What is Life?

Where did it come from?

Possible objection no 4
Possible objection no 4

Semiotic information is not conceptual


To further demonstrate the conceptual nature of semiotic information I would like to extend our previous thought experiment that demonstrated how semiosis works;

1.  Turn anticlockwise to undo
2.  Gire en sentido antihorario para deshacer

As previously noted these two lines of text contain the exact same instruction in two different languages, English and Spanish.

Imagine if we were to add to these two lines, an additional 100 extra lines of text, again each containing the exact same instruction but in 100 separate languages. We might have such languages as Mandarin, Arabic and Hebrew, each with a very different style of text and alphabet.

When native speakers of each of these languages read these instructions, they will use very different protocols and conventions to extract the meaning from these strings of text. They would even form different words in their minds as they read through this simple clear instruction.

In each of these cases, the route of transmission from the original authors desire to instruct the reader, through a semiotic process to a recipient, is very different.  The Shannon information in each line of text is also very different.

However all readers would all carry out the exact same actions as they followed the instruction.  Despite the differences in the physical form, the concept transmitted by each of those 100 lines of text is exactly the same.

The information transmitted here is not mere words, it is and idea, a solution, a concept. In fact a concept is the only thing semiosis is capable of transmitting.

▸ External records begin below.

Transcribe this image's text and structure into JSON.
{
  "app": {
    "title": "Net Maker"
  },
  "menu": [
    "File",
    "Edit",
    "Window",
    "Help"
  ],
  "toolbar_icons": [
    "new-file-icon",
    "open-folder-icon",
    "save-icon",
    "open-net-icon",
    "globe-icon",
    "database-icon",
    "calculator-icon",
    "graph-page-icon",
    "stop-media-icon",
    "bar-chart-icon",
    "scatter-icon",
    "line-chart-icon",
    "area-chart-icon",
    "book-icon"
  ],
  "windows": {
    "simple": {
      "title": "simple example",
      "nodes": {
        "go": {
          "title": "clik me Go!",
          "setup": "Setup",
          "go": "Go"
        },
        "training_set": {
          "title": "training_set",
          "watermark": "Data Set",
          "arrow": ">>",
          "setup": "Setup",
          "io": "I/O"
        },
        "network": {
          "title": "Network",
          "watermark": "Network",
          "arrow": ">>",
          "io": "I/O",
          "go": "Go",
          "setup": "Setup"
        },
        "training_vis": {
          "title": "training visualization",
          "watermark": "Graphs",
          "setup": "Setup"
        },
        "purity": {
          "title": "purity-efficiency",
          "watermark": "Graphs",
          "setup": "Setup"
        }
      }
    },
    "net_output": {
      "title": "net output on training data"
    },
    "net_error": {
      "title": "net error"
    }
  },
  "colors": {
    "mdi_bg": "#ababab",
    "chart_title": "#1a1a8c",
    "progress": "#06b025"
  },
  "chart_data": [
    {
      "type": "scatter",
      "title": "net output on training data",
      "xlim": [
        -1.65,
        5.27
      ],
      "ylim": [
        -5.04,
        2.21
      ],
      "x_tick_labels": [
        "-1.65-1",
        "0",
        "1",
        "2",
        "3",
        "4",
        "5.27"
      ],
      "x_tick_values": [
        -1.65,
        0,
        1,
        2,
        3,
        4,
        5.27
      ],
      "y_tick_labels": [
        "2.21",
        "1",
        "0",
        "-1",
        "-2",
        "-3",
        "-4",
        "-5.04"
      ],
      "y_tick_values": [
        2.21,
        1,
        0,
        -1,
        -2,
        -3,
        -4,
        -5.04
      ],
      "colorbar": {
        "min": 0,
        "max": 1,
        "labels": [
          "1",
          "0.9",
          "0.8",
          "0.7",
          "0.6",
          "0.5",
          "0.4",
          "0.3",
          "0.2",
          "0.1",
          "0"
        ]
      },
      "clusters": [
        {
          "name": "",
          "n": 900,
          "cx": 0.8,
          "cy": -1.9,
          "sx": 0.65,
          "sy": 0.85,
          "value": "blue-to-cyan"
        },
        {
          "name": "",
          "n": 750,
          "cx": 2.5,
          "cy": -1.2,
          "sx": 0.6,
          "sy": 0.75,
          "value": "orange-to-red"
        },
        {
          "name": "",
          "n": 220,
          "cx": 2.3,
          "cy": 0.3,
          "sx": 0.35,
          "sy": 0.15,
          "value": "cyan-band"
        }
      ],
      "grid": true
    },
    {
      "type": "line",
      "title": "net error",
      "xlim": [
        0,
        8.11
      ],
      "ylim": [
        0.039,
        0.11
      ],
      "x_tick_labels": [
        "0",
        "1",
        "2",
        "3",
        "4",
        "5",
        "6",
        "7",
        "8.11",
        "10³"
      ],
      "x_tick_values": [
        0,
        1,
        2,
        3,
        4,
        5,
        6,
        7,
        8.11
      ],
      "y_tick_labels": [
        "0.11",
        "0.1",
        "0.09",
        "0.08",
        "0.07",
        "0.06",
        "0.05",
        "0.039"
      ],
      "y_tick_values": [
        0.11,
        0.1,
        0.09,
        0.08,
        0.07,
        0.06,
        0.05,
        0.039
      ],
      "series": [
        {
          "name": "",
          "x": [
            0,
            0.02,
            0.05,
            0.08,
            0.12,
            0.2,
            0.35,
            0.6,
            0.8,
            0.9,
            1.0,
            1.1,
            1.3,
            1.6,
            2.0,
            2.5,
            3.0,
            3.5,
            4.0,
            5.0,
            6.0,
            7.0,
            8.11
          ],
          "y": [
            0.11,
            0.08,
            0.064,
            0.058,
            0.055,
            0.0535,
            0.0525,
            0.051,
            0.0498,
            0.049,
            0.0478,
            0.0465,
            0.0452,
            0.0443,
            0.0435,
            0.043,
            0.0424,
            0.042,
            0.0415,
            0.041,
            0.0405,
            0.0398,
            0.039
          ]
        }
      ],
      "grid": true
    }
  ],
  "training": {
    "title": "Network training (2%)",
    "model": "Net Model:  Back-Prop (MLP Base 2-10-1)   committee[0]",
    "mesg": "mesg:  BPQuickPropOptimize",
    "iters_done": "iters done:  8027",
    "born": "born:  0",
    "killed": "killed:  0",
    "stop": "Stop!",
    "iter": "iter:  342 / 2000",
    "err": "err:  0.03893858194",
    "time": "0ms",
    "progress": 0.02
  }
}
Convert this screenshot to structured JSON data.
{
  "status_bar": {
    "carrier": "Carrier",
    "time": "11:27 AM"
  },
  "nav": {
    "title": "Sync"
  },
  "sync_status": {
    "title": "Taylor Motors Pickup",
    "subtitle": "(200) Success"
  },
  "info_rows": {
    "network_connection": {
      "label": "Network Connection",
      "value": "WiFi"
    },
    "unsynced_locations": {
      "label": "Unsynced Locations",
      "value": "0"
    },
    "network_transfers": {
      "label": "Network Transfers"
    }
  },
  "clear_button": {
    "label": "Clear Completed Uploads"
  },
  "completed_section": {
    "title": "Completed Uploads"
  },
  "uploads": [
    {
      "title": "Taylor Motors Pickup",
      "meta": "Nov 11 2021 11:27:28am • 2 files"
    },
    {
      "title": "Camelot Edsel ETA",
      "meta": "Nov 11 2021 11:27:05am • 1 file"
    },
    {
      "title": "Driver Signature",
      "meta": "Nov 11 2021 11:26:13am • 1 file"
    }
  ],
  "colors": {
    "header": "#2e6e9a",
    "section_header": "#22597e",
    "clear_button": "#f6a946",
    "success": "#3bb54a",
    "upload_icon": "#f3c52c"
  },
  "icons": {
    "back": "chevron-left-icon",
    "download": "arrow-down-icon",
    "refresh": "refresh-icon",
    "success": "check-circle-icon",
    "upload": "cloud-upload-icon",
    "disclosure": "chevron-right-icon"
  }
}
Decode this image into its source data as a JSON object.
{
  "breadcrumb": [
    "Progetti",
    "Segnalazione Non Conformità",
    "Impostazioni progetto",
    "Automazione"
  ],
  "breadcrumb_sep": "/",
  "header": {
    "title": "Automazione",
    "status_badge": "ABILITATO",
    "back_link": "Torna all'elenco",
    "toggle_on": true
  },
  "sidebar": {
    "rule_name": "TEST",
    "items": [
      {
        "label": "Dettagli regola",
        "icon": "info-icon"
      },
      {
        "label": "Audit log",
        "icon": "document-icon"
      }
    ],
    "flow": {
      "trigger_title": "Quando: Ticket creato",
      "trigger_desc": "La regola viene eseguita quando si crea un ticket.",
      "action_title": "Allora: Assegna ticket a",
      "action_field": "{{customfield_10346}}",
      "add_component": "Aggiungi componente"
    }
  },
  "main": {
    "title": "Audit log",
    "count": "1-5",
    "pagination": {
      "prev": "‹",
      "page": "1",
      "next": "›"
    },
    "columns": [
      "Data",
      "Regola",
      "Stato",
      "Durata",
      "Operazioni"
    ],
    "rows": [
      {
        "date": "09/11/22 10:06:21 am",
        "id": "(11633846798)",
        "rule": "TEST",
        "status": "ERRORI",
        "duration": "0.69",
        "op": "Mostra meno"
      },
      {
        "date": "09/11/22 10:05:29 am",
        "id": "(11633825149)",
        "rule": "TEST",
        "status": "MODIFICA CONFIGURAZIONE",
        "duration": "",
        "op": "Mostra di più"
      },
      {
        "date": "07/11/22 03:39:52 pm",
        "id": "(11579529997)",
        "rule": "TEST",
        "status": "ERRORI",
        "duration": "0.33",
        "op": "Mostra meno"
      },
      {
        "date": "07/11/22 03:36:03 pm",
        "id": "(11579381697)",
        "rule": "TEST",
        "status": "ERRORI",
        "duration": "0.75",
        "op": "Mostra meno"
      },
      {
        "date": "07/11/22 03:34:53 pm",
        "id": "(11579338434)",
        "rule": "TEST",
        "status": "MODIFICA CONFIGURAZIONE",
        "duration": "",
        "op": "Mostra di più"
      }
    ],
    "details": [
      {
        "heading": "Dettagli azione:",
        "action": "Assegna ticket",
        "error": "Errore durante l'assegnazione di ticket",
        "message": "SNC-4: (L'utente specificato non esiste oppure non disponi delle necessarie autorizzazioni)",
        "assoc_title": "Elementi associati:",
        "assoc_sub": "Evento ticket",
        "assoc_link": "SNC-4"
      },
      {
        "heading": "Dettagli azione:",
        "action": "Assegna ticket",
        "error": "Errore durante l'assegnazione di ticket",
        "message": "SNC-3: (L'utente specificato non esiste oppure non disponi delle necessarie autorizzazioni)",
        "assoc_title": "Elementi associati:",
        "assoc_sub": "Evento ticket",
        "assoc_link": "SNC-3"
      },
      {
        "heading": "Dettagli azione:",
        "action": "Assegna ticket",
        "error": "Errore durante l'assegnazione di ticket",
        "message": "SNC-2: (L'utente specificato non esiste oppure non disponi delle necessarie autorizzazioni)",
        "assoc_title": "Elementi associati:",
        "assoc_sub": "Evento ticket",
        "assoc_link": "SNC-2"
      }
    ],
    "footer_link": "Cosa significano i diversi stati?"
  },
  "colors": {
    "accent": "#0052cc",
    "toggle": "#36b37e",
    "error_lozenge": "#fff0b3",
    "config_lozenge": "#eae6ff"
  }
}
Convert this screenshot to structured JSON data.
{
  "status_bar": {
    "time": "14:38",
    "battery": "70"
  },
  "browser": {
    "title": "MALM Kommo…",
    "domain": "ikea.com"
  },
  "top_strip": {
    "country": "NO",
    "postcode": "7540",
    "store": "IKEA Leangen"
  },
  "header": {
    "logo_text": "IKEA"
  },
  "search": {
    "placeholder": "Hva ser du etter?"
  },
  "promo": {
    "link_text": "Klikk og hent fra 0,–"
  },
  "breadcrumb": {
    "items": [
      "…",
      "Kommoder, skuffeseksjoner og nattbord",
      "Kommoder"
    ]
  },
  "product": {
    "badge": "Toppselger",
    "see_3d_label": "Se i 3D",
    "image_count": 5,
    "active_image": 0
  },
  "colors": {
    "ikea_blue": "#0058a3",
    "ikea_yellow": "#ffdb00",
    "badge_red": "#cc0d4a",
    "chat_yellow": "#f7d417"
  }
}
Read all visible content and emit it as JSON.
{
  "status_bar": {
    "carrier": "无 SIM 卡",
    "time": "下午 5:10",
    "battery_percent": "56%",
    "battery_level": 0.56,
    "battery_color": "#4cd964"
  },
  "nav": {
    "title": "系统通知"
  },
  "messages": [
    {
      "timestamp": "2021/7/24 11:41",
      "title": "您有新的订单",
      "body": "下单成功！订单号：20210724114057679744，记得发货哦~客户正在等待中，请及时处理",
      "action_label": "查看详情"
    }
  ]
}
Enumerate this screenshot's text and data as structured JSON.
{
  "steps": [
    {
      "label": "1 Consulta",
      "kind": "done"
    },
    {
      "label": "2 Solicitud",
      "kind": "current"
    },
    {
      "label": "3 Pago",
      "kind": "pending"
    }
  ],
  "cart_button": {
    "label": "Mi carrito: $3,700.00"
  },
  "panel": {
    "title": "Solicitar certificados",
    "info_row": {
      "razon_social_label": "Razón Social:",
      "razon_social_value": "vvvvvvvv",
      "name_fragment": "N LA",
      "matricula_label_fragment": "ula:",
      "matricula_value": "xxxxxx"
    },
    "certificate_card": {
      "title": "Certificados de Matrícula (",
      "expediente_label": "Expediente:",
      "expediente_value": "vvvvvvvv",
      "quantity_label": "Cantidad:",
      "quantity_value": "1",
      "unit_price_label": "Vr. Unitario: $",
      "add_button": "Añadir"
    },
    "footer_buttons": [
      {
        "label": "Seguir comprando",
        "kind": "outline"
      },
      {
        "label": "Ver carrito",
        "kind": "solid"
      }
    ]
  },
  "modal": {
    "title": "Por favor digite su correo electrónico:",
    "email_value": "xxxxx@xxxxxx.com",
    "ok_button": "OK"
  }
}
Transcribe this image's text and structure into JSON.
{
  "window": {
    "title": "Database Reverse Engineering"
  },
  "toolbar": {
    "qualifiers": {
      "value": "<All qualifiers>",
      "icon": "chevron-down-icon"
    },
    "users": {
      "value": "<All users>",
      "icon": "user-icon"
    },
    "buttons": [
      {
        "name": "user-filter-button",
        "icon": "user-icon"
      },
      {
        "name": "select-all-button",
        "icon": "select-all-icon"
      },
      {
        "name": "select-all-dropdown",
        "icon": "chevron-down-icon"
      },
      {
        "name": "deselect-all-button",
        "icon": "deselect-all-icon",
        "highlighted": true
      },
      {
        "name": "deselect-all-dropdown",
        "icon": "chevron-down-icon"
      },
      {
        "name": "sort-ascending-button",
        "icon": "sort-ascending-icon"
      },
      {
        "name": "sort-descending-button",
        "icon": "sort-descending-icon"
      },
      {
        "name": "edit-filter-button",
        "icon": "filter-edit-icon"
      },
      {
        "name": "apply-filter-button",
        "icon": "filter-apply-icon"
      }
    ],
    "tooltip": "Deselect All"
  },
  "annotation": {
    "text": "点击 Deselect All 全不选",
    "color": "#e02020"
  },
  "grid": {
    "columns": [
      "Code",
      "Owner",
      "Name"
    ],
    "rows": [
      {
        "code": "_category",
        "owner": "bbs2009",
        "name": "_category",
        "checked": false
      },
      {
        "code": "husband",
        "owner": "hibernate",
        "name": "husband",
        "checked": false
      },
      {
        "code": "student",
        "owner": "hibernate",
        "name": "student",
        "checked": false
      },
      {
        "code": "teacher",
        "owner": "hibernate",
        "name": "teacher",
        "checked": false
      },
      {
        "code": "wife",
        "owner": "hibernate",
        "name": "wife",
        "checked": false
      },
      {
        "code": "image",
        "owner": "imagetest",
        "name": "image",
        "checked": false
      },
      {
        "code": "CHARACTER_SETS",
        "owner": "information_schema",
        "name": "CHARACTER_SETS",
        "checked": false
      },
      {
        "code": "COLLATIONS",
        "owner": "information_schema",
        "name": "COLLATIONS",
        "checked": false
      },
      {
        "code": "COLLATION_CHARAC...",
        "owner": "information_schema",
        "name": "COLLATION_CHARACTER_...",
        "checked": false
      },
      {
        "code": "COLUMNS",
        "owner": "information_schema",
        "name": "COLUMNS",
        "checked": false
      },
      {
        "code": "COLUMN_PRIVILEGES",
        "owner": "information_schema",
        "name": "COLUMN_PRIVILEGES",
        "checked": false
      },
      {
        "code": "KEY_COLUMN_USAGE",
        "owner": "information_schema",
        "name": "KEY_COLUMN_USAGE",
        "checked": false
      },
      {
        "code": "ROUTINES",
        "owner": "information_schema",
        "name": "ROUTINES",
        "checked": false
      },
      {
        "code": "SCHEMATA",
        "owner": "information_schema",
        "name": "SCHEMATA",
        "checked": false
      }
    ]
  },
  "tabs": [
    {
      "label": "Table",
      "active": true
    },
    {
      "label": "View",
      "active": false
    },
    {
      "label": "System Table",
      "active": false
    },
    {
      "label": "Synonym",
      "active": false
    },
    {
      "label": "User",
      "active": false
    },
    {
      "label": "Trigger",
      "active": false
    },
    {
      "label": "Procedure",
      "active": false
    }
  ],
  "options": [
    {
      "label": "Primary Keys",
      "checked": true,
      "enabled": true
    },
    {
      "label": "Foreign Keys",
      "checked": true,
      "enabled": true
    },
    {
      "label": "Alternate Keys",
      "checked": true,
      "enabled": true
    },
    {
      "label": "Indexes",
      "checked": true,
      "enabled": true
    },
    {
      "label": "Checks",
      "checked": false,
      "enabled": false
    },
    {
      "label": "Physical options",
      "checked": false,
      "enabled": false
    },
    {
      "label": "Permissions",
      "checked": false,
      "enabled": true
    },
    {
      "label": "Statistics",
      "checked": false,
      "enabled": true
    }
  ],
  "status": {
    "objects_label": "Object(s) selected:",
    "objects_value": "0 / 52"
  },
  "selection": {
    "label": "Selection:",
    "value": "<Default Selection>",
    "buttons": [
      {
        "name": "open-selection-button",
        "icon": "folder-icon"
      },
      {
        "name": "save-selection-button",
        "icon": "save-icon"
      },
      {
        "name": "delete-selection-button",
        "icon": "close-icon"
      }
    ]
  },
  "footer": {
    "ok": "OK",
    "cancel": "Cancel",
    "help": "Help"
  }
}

Another useful question we could ask is;

How is information formed?

Another thought experiment;

If we were to teleport ourselves to a galaxy far far away where no intelligent life existed, would we find information?

The answer is no.  What we would find would be phenomena... Lots and lots of phenomena.

At the point where that phenomena is measured, quantified or analysed by an intelligent mind a concept if formed. At the point where those concepts are stored or transmitted via a semiotic process in such a way as to make the product of such analysis accessible to others, information is formed.

It is this intellectual deductive process that analyses phenomena, creates a concept and subsequently forms information.  So again, all information is merely the semiotic expression of a previously existing concept.

Without the intellectual deductive process information cannot exist, all you have is raw phenomena.